La série le ptit Quiquin de Bruno Dumont s'ouvre sur cette phrase du célèbre commandant Van der Weyden répliquant à une remarque littéraire hors de propos de son fidèle adjoint . Peu importe le contexte et le côté plus que décalé de la série, la citation reflète en tout cas bien la situation dans les vignobles du 15 mars jusqu'à aujourd'hui.
Du jour où la vie économique s'est figée en France et où les échanges commerciaux en Europe ont été contrariés, il n'était plus temps de philosopher mais d'agir et si possible sans se tromper car l'efficacité rapide était de mise.
Le gel, invité plus trop surprise ces dernières années, a frappé fin mars, me permettant de tester l'efficacité des bougies de cire concentrées sur les secteurs sensibles. Là aussi de minuit à 7 heures du matin, par deux fois, il n'était plus temps de philosopher.

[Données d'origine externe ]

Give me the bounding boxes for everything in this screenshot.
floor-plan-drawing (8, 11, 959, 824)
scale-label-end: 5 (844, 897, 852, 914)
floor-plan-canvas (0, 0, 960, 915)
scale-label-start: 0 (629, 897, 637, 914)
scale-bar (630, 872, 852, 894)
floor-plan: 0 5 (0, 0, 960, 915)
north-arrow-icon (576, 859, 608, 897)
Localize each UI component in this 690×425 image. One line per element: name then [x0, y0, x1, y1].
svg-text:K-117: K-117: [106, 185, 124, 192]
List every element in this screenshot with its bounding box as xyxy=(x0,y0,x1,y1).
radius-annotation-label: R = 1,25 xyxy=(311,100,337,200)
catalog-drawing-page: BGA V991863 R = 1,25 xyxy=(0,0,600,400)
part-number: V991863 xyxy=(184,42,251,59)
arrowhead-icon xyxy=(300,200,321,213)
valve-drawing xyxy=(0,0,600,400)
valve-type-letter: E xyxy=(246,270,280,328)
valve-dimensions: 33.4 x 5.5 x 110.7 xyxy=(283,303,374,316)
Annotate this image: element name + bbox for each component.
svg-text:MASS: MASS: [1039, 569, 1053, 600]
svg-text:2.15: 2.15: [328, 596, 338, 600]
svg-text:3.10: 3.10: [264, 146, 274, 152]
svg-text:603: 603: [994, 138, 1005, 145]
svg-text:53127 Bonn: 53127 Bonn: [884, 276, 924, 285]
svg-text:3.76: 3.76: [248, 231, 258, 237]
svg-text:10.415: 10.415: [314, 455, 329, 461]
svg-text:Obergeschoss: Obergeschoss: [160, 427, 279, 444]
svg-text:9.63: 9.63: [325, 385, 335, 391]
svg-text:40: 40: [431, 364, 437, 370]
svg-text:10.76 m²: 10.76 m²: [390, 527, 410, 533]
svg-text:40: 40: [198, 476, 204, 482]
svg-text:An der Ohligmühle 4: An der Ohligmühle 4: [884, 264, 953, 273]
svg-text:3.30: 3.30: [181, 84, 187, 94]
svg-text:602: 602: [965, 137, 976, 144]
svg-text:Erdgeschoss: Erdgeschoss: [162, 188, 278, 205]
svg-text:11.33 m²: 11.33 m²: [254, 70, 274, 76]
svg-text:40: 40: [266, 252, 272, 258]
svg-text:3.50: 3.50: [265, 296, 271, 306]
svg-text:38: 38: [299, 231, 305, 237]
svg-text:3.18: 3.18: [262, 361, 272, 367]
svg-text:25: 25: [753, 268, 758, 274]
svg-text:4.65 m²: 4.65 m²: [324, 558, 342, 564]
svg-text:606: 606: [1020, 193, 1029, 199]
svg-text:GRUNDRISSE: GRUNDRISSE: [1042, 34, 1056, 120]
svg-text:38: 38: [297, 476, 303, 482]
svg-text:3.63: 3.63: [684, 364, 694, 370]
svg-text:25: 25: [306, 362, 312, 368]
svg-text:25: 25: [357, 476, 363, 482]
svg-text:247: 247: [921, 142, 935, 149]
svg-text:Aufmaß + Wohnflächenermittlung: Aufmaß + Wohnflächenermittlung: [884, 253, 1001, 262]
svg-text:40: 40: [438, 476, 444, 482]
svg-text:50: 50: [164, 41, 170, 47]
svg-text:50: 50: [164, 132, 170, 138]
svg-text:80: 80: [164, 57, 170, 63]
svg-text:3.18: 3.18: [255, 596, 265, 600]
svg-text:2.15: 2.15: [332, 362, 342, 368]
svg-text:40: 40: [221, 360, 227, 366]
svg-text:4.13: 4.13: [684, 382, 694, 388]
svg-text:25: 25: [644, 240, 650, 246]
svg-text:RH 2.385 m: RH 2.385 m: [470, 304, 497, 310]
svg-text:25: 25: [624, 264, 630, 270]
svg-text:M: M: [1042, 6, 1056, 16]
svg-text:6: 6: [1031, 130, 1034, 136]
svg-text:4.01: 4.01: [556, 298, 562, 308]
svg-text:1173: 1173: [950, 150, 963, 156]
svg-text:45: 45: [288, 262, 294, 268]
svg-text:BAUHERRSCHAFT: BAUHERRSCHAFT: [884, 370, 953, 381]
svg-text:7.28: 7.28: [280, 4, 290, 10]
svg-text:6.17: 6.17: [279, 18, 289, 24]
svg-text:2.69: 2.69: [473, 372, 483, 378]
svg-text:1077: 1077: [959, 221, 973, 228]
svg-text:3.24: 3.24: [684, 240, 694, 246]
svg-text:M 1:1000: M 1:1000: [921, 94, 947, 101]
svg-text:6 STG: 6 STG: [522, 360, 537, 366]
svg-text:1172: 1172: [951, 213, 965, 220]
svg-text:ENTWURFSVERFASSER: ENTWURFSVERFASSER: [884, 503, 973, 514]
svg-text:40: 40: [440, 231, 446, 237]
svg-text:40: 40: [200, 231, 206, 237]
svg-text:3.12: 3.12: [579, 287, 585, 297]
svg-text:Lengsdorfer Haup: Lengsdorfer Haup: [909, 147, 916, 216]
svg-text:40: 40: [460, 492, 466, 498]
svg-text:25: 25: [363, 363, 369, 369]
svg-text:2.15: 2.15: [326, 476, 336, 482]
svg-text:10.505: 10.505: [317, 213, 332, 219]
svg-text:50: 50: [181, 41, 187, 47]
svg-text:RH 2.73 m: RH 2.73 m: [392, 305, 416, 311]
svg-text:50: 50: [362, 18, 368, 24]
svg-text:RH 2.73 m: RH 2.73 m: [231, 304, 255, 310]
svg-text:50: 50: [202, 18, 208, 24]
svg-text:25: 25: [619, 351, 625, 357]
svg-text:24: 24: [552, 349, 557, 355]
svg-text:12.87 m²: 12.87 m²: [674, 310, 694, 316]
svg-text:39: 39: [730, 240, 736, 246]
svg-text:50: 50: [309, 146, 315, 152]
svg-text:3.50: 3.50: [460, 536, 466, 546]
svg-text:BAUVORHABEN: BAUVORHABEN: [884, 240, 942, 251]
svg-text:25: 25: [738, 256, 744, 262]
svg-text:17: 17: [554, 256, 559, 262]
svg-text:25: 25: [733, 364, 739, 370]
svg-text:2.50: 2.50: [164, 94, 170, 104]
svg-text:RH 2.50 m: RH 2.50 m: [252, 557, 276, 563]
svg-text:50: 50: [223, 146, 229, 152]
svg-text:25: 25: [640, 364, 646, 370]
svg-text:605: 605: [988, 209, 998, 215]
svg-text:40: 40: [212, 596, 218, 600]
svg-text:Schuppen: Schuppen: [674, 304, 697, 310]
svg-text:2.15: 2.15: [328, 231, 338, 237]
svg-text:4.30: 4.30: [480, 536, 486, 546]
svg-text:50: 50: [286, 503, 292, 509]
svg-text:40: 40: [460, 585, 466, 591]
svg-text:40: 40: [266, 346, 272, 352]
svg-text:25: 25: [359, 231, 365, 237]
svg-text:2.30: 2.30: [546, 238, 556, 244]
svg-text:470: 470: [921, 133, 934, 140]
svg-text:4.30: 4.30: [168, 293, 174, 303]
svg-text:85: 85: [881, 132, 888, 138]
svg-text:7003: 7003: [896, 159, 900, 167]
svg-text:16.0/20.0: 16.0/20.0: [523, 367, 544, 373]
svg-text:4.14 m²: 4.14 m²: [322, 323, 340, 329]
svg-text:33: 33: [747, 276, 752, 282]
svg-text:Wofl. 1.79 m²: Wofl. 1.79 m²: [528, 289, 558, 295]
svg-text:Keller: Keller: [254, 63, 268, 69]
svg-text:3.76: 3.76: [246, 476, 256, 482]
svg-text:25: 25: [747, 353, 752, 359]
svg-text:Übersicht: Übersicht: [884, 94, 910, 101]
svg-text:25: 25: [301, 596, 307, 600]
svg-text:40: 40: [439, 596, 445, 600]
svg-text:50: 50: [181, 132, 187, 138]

Le personnel des établissements spécialisés d'aide par le travail (ESAT) auquel j'ai recours, déclaré personnel à risque par les autorités, a cessé toute activité jusqu'au déconfinement. Me retrouvant tout seul pour finir les travaux d'hiver et commencer illico ceux du printemps, il n'était plus trop temps de philosopher.
Les restaurants et brasseries qui me faisaient l'honneur de mettre du château de Sauvage sur leurs tables furent contraints de fermer du jour au lendemain. Pour eux la situation n'est toujours pas réglée. L'arrêt des commandes encore valable jusqu'à aujourd'hui m'a conduit à solliciter tous mes clients et mes amis pour sauver un bateau menaçant de couler. Bien des amateurs et des personnes sensibles à l'avenir de notre agriculture nationale ont réagi magnifiquement et je les en remercie du fond du coeur. Les commandes de quelques cartons additionnées les unes aux autres ont constitué un beau rempart contre la déprime et m'ont donné la force pour passer ce vilain cap. Tous ces clients connus ou inconnus eux aussi ont arrêté de philosopher, ils m'ont aidé souvent sans avoir jamais goûté le vin.
Les jours ont passé, les beaux jours semblaient revenir quand le week-end du 9 et 10 mai, 150 mm d'eau se sont abattus sur les vignes, laissant mes voisins de Pujols sur Ciron les bras ballants avec un orage de grêle hachant menu les rameaux et les feuilles.
Sur la clairière de Manine, heureusement ce ne fut que de l'eau mais de l'eau comme on en avait jamais vu en si peu de temps.
La protection biologique impose une lutte préventive, il fallait donc après ces abats d'eau traiter au cuivre et au soufre pour éviter les contaminations successives prévisibles avec un nouveau jour de pluie le mercredi. Il était évident que les vignes se prêtaient très mal au passage du tracteur. Mes sols entièrement enherbés ont permis de soutenir le poids de l'engin mais certains passages au sous-sol argileux et la terre meuble sous le rang si près des roues étaient autant de pièges et de sables mouvants. Il fut impossible de philosopher quand le tracteur resta embourbé par quatre fois. Cette obstination peut sembler absurde mais en 2018, le mildiou progressa terriblement à la suite de gros orages fin juin et détruisit la moitié de ma récolte. A l'époque j'avais voulu préserver mes sols du tassement. Il faut parfois choisir entre deux maux le moins pire mais sans philosopher, juste en évaluant rapidement la balance bénéfice/risque comme disent les médecins.
Aujourd'hui le temps sec semble s'installer pour plus de quinze jours et nous laisser enfin travailler manuellement à l'entretien de la vigne qui n'a pas eu le soin qu'elle méritait jusqu'à présent. Un nouveau millésime se prépare, le meilleur est encore possible et la précocité du cycle présage de belles choses. Pour être au rendez-vous des vendanges, il faut continuer à se retrousser les manches et on attendra cet hiver pour retrouver le goût de philosopher.
Je n'ai rien contre la réflexion d'ordinaire mais quand il faut y aller "faut arrêter de philosopher Carpentier !!"